The idea is that emotional intelligence is not only recognising and identifying with our own emotions, but also having the capacity to handle other people’s feelings in an empathetic and astute way. This is a crucial way to build long, lasting relationships with those around us while managing our own emotions in a healthy manner.
With this in mind, here are 5 habits that are identifiable with an emotionally intelligent person.
1. They Know Asking For Help Is A Strength Not A Weakness
Emotional intelligence is essentially down to a sense of self-confidence. While many people feel asking for help is a sign of weakness, it’s really just a mindset of insecurity and potential judgement of others.
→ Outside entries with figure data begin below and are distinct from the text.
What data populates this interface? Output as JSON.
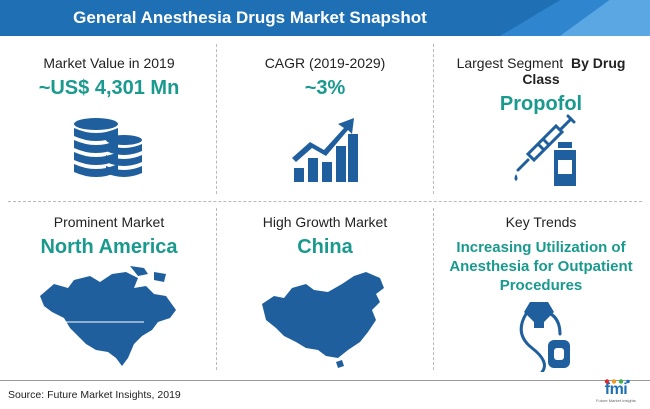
{
  "header": {
    "title": "General Anesthesia Drugs Market Snapshot"
  },
  "cells": {
    "market_value": {
      "label": "Market Value in 2019",
      "value": "~US$ 4,301 Mn",
      "icon": "coin-stack-icon"
    },
    "cagr": {
      "label": "CAGR (2019-2029)",
      "value": "~3%",
      "icon": "growth-chart-icon"
    },
    "largest_segment": {
      "label": "Largest Segment",
      "label_bold": "By Drug Class",
      "value": "Propofol",
      "icon": "syringe-vial-icon"
    },
    "prominent_market": {
      "label": "Prominent Market",
      "value": "North America",
      "icon": "north-america-map-icon"
    },
    "high_growth": {
      "label": "High Growth Market",
      "value": "China",
      "icon": "china-map-icon"
    },
    "key_trends": {
      "label": "Key Trends",
      "value": "Increasing Utilization of Anesthesia for Outpatient Procedures",
      "icon": "anesthesia-mask-icon"
    }
  },
  "footer": {
    "source": "Source: Future Market Insights, 2019",
    "logo": "fmi",
    "logo_tagline": "Future Market Insights"
  },
  "colors": {
    "brand": "#1e6fb3",
    "accent": "#1a9a8e",
    "icon": "#1f5f9e"
  }
}
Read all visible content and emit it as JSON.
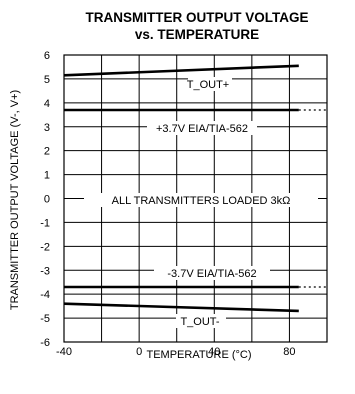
{
  "chart_data": {
    "type": "line",
    "title_line1": "TRANSMITTER OUTPUT VOLTAGE",
    "title_line2": "vs. TEMPERATURE",
    "xlabel": "TEMPERATURE (°C)",
    "ylabel": "TRANSMITTER OUTPUT VOLTAGE (V-, V+)",
    "xlim": [
      -40,
      100
    ],
    "ylim": [
      -6,
      6
    ],
    "xticks": [
      -40,
      0,
      40,
      80
    ],
    "yticks": [
      6,
      5,
      4,
      3,
      2,
      1,
      0,
      -1,
      -2,
      -3,
      -4,
      -5,
      -6
    ],
    "grid": true,
    "series": [
      {
        "name": "T_OUT+",
        "x": [
          -40,
          85
        ],
        "y": [
          5.15,
          5.55
        ],
        "style": "solid"
      },
      {
        "name": "T_OUT-",
        "x": [
          -40,
          85
        ],
        "y": [
          -4.4,
          -4.7
        ],
        "style": "solid"
      },
      {
        "name": "+3.7V EIA/TIA-562",
        "x": [
          -40,
          85
        ],
        "y": [
          3.7,
          3.7
        ],
        "style": "solid"
      },
      {
        "name": "+3.7V EIA/TIA-562 extension",
        "x": [
          85,
          100
        ],
        "y": [
          3.7,
          3.7
        ],
        "style": "dotted"
      },
      {
        "name": "-3.7V EIA/TIA-562",
        "x": [
          -40,
          85
        ],
        "y": [
          -3.7,
          -3.7
        ],
        "style": "solid"
      },
      {
        "name": "-3.7V EIA/TIA-562 extension",
        "x": [
          85,
          100
        ],
        "y": [
          -3.7,
          -3.7
        ],
        "style": "dotted"
      }
    ],
    "annotations": {
      "tout_plus": "T_OUT+",
      "spec_plus": "+3.7V EIA/TIA-562",
      "loaded": "ALL TRANSMITTERS LOADED 3kΩ",
      "spec_minus": "-3.7V EIA/TIA-562",
      "tout_minus": "T_OUT-"
    }
  }
}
Someone who possess emotional intelligence knows that they have an understanding of their own strengths and limitations. They understand that while having self-confidence, they realise that they don’t necessarily know everything there is to know and aren’t afraid to admit this. Sourcing information to bridge the information gap and collaborating with others is seen as a strength and a chance to grow as a person rather than a weakness.
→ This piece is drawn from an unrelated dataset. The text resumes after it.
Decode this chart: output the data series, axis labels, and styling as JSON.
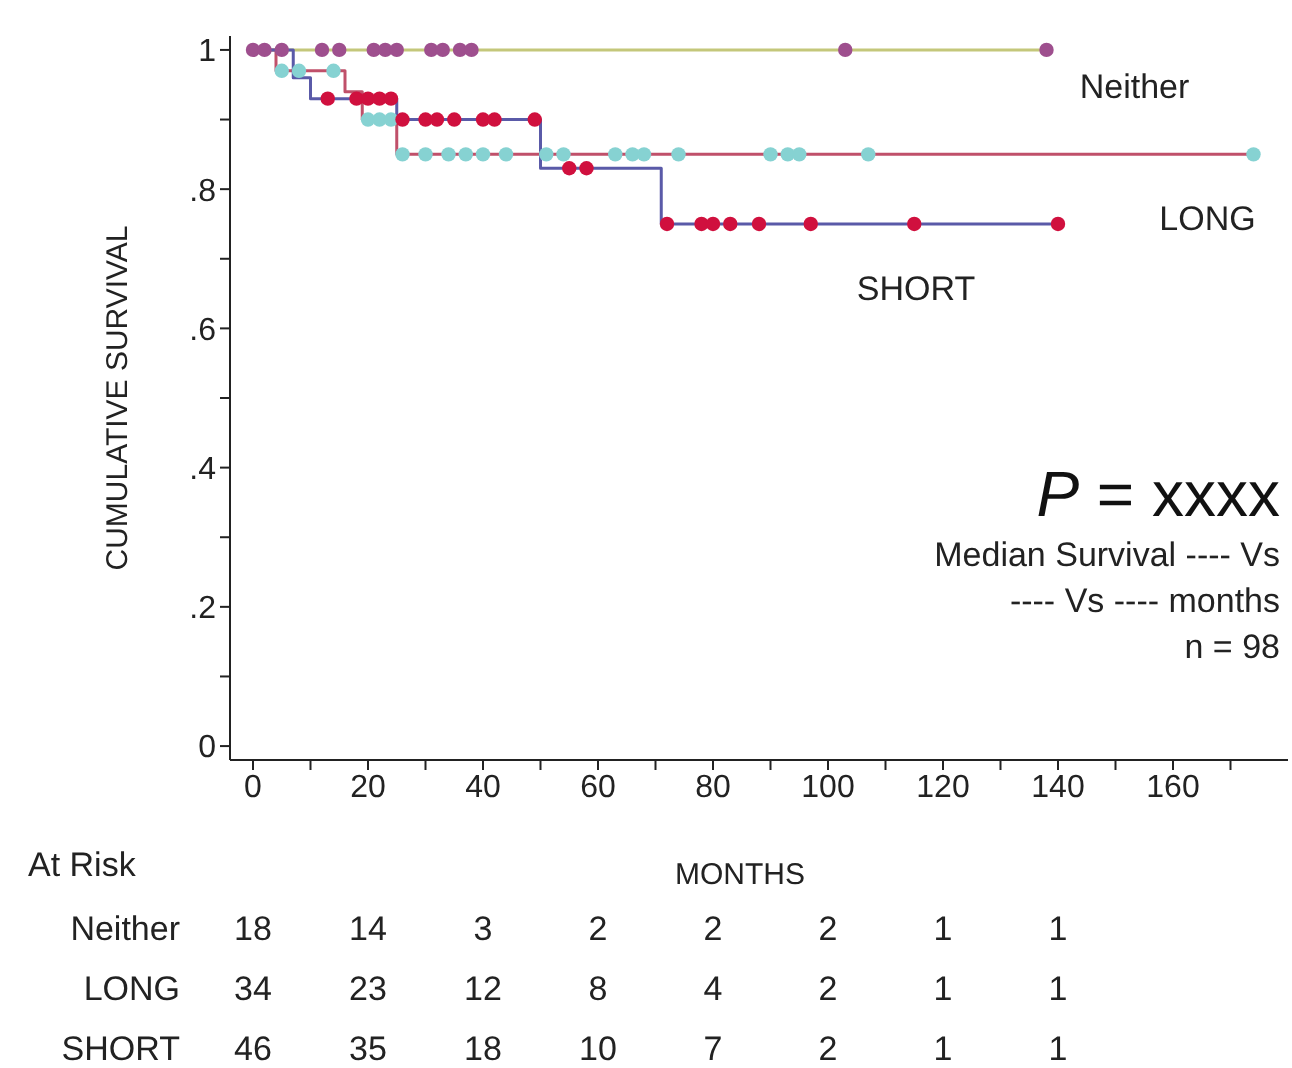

2. They Are Able To Deal With Communication Problems In A Calm Way
When we are having communication problems with people—whether loved ones, colleagues or even strangers—it can be frustrating, leading to lashing out or losing our cool. Being able to stay calm and patient when facing communication challenges is a sure sign of emotional intelligence.
The ability to read social cues is key. Calmly being able to redirect or pivot the approach of their message when it clearly isn’t getting across is showing empathy towards the needs of their audience. They care, not only about the message they’re trying to convey, but about other people having a clear understanding.
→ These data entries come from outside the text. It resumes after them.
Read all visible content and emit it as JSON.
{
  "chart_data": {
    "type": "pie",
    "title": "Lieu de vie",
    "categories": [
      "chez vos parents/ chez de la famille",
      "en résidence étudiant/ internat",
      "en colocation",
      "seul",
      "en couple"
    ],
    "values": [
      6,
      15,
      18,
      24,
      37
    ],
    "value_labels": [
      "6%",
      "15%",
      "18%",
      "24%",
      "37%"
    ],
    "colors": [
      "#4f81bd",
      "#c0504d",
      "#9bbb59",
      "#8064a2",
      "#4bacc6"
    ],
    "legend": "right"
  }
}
3. They Are Able To Discuss Conflict Clearly And Objectively
Arguments can bring out the worst in people and bring up difficult emotions. It can cause feelings of frustration, feeling like you’re not being understood and goes against our need to be accepted and always right.
With emotional intelligence comes the need to be understood without being patronising, condescending or angry. It’s the ability to explain a conflict in a clear and objective way. Emotionally intelligent people have self-awareness of their own emotions, they are able to self-manage these emotions, be empathetic towards where other people are coming from in their argument, and be good at handling the others’ emotions too.
4. They Are Able To Deal With Negative Feedback In A Positive Way
While getting negative feedback can bring out our insecurities, emotionally intelligent people are able to deal with it self-confidently without getting defensive.
Focusing on the facts and keeping a level head allows their emotions to stay in check meaning they are more likely to see criticism as growth rather than damage to their self-worth. This isn’t to say emotionally intelligent people don’t experience negative emotions such as frustration when hearing criticism, but they are able to process them quickly and climb out of their own perspective to meet someone else’s.
5. They Are Able To Embrace Failure
Self-confidence is key when it comes to dealing with setbacks. The importance of self-confidence is that it will keep you afloat when life throws you into the deep-end and emotionally intelligent people know this.
Having this self-confidence is how emotionally intelligent people deal with failures. They realise that assessing troubling situations in an objective way without harsh self-judgement and lashing out is paramount to picking themselves up, gaining strength, taking on board what they’ve learnt from the situation and moving on.
Learning more about our emotions and those of others can propel us far in life. Being more stable in our thoughts and perspectives can get us through hard situations and build more lasting relationships with others and ourselves.